Ultimately, what is most interesting about PanaHomes is, of course, the time taken to construct a double-storey bungalow. “Once the foundation is laid, the job may take less than eight hours. Hence, there is less noise and dust pollution for the community where the construction is taking place,” says Tanabe.
“Less energy is used to complete the house, and materials used have gone through stringent quality controls. Most Malaysians tend to assume that prefabricated houses are cheap and of low quality, but PanaHome provides excellent houses whose quality is much higher than existing ones here. Maybe it’s time to drastically change our mindsets.”
In Japan, a number of PanaHome projects have been successfully completed.
Eco-friendly township of Seishin in Kobe City (photo credit: PanaHome)
Covering 415 ha, the PanaHome City Seishin Minami (Seishin Minami New Town) in Kobe, Japan, features 400 detached houses that were constructed in five phases. The entire township (picture at lower right) caters to a population of 35,000.
Another 308 houses were constructed in Nishi-ku, another residential development in Kobe. Here, the homes are built facing the centre of the township, which provides a high degree of privacy and shuts out noise from a highway to the north of the township.
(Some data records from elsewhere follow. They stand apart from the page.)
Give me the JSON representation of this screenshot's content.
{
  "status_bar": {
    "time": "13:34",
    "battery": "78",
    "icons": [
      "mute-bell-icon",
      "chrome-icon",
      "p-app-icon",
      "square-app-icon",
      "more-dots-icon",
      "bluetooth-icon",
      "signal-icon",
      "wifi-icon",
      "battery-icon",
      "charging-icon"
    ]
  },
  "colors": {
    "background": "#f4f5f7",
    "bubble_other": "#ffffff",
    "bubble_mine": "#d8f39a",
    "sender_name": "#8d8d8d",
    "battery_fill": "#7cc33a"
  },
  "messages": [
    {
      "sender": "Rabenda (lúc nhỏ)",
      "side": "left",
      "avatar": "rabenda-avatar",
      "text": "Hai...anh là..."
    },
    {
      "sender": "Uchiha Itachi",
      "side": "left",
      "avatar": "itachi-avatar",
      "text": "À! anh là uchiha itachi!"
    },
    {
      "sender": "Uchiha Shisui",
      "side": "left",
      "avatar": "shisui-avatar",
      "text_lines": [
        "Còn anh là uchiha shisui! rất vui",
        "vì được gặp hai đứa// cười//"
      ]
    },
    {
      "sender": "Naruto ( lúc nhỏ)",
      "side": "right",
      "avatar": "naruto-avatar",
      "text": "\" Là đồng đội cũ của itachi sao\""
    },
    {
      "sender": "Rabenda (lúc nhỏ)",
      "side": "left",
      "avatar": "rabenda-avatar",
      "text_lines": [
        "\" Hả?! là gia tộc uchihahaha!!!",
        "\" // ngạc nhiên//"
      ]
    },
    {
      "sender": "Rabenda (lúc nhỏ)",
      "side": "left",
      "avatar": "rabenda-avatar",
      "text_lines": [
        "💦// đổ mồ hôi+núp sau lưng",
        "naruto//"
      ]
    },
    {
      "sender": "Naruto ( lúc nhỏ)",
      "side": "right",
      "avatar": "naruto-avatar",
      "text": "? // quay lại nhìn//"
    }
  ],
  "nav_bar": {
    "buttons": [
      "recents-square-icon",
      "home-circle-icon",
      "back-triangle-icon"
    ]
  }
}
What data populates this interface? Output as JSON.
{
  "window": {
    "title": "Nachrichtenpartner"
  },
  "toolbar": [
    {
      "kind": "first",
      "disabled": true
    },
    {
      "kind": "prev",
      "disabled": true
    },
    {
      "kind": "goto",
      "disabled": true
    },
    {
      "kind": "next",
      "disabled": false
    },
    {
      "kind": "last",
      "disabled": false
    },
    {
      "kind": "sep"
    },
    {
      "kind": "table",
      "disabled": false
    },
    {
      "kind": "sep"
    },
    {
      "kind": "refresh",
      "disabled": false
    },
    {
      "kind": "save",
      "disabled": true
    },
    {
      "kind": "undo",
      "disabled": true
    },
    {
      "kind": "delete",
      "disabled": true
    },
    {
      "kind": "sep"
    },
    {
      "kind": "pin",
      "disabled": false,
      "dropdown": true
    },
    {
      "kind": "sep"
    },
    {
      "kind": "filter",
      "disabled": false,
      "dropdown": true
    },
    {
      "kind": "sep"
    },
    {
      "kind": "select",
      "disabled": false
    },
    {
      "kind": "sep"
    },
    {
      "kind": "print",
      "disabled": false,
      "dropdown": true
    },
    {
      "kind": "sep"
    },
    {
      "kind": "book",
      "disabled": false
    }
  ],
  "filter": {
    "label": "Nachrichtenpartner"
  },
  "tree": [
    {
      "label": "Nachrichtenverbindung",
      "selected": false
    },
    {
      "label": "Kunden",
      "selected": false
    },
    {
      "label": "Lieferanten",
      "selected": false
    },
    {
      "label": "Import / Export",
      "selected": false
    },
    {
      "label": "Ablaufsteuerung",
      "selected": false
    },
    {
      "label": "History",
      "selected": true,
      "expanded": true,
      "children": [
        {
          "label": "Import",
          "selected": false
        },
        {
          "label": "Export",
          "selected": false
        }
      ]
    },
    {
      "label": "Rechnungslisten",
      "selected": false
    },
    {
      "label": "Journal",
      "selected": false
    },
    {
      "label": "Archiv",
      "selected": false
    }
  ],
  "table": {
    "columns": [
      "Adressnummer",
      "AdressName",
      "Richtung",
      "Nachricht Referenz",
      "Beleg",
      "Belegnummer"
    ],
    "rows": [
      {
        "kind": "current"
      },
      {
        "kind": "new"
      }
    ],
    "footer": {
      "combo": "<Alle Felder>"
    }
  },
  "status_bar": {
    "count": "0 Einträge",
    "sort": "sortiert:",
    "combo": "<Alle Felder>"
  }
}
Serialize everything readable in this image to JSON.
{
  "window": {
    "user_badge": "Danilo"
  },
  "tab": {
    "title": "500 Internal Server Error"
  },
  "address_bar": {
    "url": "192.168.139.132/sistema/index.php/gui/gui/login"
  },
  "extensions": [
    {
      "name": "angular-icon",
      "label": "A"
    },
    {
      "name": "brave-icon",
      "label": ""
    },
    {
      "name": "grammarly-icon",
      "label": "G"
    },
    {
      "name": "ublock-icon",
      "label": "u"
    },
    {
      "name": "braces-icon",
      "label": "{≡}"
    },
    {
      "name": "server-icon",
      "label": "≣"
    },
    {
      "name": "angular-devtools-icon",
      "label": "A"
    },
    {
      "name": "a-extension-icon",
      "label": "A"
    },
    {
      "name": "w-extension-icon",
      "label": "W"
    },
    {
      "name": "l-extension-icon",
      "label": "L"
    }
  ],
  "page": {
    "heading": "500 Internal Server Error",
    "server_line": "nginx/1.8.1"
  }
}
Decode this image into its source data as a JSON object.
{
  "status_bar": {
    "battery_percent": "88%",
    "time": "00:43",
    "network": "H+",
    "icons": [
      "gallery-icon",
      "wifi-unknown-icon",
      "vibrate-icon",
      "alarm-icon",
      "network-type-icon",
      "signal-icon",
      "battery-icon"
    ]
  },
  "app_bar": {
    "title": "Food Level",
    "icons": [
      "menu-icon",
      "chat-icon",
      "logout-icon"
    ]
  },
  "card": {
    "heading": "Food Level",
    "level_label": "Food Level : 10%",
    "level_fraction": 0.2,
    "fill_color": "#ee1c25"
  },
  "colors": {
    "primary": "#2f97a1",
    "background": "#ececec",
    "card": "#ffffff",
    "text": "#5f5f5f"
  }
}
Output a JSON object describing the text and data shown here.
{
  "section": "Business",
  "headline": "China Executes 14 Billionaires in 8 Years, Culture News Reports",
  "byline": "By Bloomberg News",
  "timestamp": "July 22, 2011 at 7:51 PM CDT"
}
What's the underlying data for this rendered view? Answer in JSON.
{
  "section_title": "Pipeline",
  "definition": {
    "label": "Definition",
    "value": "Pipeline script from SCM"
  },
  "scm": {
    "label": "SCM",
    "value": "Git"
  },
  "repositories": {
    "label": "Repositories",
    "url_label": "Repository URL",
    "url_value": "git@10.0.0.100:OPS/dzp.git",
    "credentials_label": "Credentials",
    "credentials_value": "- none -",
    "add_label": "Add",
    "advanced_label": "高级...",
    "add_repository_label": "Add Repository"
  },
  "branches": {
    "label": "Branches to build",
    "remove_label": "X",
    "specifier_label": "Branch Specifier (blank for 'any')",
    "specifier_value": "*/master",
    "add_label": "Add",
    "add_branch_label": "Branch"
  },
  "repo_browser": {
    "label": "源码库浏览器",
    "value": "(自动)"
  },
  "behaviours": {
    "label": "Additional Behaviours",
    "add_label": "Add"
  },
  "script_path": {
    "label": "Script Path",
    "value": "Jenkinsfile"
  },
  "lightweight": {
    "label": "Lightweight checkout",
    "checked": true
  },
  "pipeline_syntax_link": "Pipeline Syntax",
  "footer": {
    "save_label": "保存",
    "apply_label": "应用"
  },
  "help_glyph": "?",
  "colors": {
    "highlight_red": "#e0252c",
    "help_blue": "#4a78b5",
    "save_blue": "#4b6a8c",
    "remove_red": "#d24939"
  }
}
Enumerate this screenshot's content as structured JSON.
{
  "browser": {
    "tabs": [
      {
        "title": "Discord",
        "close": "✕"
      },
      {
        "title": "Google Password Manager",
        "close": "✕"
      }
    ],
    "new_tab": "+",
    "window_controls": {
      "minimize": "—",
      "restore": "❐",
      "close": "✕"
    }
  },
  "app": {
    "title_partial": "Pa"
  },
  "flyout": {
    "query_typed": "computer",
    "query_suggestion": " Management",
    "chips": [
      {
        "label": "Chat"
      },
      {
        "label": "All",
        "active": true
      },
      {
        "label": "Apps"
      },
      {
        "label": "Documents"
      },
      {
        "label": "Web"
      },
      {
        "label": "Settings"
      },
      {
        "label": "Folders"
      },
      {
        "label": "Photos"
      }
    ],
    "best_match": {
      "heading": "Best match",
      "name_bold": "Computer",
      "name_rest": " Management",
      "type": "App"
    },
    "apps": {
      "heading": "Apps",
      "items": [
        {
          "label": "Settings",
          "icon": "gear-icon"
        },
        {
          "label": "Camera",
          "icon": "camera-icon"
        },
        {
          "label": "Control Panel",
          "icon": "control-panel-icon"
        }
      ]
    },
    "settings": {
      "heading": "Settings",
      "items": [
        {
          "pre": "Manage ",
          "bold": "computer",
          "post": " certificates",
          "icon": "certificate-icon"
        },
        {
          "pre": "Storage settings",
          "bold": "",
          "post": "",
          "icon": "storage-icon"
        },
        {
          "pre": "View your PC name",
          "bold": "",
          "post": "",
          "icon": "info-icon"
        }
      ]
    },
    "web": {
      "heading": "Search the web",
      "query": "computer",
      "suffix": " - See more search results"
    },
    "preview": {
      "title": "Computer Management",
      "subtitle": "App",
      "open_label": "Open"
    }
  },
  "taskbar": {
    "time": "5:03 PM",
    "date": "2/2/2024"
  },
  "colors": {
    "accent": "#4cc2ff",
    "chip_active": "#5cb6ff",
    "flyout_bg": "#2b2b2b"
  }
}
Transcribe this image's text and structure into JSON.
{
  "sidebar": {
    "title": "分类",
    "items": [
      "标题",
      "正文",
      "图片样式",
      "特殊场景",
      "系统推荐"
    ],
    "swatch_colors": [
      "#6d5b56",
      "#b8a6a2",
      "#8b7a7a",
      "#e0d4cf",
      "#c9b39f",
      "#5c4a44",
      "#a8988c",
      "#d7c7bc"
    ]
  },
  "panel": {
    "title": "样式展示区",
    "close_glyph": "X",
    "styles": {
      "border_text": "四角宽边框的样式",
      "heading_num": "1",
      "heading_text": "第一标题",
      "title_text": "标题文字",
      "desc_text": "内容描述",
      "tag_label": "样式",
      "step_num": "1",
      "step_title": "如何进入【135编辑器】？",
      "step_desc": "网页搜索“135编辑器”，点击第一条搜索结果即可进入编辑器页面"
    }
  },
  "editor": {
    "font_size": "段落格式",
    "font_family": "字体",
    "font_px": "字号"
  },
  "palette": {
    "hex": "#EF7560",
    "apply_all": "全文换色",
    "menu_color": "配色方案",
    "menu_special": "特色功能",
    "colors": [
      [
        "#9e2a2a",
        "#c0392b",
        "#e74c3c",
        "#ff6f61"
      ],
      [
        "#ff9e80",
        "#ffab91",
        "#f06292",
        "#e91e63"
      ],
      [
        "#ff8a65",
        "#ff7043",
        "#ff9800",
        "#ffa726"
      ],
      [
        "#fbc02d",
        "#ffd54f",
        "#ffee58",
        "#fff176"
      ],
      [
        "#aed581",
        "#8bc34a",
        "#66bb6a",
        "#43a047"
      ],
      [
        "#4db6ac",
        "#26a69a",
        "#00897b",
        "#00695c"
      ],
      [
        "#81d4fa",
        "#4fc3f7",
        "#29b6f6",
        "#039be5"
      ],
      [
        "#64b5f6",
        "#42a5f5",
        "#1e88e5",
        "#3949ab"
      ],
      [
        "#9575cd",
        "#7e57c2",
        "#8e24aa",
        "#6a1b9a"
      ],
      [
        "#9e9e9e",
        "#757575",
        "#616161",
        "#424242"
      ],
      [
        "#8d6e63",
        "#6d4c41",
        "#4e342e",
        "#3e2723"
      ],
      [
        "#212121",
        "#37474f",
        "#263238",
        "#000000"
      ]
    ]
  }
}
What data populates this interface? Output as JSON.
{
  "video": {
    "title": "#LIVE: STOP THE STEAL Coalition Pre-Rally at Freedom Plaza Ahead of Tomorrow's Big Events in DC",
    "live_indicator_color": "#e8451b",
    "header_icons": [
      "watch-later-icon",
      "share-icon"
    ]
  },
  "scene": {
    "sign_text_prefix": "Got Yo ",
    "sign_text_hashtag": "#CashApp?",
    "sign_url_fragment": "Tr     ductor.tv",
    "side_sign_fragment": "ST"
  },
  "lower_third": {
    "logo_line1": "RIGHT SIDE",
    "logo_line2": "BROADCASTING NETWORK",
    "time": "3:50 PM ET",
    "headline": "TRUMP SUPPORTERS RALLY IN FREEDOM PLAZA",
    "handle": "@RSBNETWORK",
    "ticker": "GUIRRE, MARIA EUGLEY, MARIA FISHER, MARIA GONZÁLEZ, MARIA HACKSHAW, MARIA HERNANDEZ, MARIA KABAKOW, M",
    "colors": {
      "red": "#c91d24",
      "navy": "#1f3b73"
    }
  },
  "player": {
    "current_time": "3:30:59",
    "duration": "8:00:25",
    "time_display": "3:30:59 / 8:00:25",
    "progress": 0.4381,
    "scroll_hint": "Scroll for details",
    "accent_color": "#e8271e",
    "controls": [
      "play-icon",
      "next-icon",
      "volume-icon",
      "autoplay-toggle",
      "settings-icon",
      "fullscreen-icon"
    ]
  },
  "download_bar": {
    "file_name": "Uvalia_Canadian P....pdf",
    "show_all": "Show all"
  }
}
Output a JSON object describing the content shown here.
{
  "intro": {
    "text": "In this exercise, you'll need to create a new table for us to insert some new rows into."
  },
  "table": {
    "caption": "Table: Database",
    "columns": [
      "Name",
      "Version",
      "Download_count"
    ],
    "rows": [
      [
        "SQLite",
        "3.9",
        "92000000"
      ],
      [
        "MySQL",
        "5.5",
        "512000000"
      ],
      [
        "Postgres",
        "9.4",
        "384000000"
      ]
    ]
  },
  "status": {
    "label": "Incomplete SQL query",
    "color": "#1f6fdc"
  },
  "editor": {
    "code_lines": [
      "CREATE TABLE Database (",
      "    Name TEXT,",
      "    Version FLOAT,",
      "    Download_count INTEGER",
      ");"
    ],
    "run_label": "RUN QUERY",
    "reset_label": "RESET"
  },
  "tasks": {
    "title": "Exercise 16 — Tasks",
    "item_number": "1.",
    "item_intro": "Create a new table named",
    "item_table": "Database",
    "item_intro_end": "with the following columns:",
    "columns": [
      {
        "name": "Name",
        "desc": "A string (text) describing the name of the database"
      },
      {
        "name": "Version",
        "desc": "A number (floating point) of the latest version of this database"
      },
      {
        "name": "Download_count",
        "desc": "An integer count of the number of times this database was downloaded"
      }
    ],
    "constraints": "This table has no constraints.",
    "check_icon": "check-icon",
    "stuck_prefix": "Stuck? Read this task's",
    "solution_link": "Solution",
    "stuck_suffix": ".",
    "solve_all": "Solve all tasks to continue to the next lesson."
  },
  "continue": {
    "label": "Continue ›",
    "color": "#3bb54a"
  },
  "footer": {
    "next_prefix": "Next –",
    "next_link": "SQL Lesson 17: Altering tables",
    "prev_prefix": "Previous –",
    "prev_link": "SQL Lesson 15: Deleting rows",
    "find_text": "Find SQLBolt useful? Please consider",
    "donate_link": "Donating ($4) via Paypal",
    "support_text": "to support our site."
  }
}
In Chofu, Tokyo, PanaHome completed 20 detached houses and 16 apartments in 2006. “Here, PanaHome sought to create a green community that co-exists with the natural environment surrounding the Nogowa river,” says Tanabe. “Sales of the property were encouraging.”
PanaHomes in Chofu, Tokyo (photo credit: PanaHome)
There are also 109 PanaHomes in the historical Nara prefecture, and another 124 in the residential development at Komaki, Aichi in 1995.
In Taiwan, 123 PanaHomes are set to be constructed in a gated community. Here, the western slopes of the development site, which is unsuitable for buildings, have been transformed into an orchard where trees serve as a carbon sink and fruits harvested will be shared among residents.
In Malaysia, PanaHome’s second overseas market, negotiations are ongoing with local partners to develop an entire eco-township with PanaHomes. Tanabe says: “The potential of building PanaHomes in this country is bright. Initially, the prefabricated materials will be imported from Japan but eventually, we hope to produce them locally to reduce the carbon footprint and cut down logistics for the prefabricated construction materials. We are also looking for developers who are keen to work with us.”